Kategorie-Archiv: Leben und Wohnen

Große Handys sind Senioren angeblich peinlich

Heute berichtet das Darmstädter Echo, dass Senioren große Handys angeblich peinlich seien. Diese Feststellung führte zu einer ungewöhnlichen Diplomarbeit für Moritz Keck. Der junge Mann entwickelt eine Software, mit deren Hilfe die Bedienung des iPhones für ältere Menschen einfacher gemacht wird. Das ist auf jeden Fall eine sinnvolle Sache, die allerdings mit speziellen Seniorenhandys konkurrieren dürfte, da nicht jedes Seniorenhandy wirklich groß und klobig ist. Dennoch macht der junge Student seine Sache so gut, dass er bereits einen Usability-Preis für seine Software gewonnen hat!

Darmbach

Wer den Herr(e)ngarten als Verkehrsweg nutzt oder dort einfach nur gerne spazieren geht, dem dürfte ein schmaler blauer Streifen aufgefallen sein, der keineswegs linear das Gras begleitet überzieht und schließlich im stehenden Gewässer endet. Das Ende lässt dann auch keinen Zweifel daran das der blaue Streifen auf grösstenteils grünem Grund einen Bach symbolisieren soll. Um genau zu sein den Darmbach. Der Rinnsaal wurde, wie kürzlich in der lokalen Presse sehr bildlich beschrieben, zum Opfer seiner eigenen Anziehungskraft: Er verkam, trug Müll durch die Stadt. Schließlich wurde er zum Großteil vertunnelt und soll – so die Erzählung der stets gut unterrichteten Lokalpresse – nun endlich wieder befreit werden.

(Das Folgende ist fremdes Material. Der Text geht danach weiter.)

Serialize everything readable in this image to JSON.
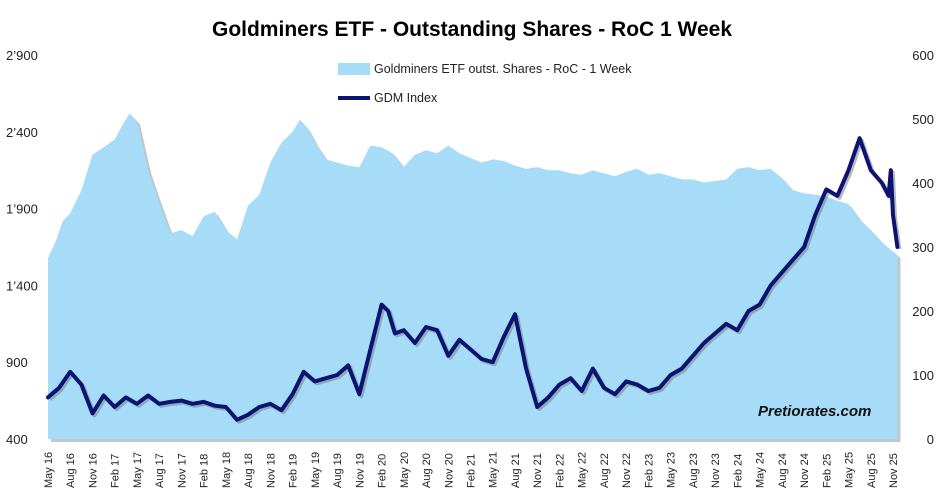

Darmstadt hat hierzu einen eigenen Projektleiter bestellt, Ullrich Ranly vom städtischen Straßenverkehrsamt ist der Glückliche. Warum gerade das Straßenverkehrsamt hier einen Mitarbeiter abstellen muss, erschließt sich mir nicht im ersten Moment – als Verkehrsweg kann der wenige Zentimeter breite, weniger Zentimeter tiefe Rinnsaal kaum gelten. Die Zuständigkeit und die Eile mit der das Projekt jetzt vorangetrieben wird, erklärt sich vielmehr aus den sich neu gestaltenden Verkehrswegen der Stadt einerseits. Gerade der Stadtkern ist seit Jahren mit der ewigen Baustelle Berlin vergleichbar, es reiht sich Baugrube an Baugrube und Straßenzug um Straßenzug wird neu gestaltet. Es ist nur verständlich das in diesem Zuge nicht nur neue Leitungen gelegt werden, sondern auch die klamme Wissenschaftsstadt Darmstadt von den Abwassergebühren, die sie wegen der Verlegung in den Untergrund zu zahlen hat, befreit wird.
Bei 2,2 Millionen Euro im Jahr für die Einleitung des Darm- und Meiereibachs in den Kanal sollen die Kosten in Höhe von knapp zehn Millionen in fünf Jahren wieder reingeholt sein. Das allerdings ist nur Augenwischerei, denn selbst der Projektverantwortliche rechnet vor das jeder Bürger, also 140000 Köpfe, deswegen mit einer etwa zehn Euro höheren Gebühr für die Abwasserreinigung zu rechnen hat. Multipliziert man jetzt die Bevölkerngszahl mit der Gebührendifferenz kommt man auf 1,4 Millionen Euro Mehrkosten für den Bürger. Es findet also eigentlich nur eine Verschiebung der Kosten zu Gunsten des Stadtsäckel statt.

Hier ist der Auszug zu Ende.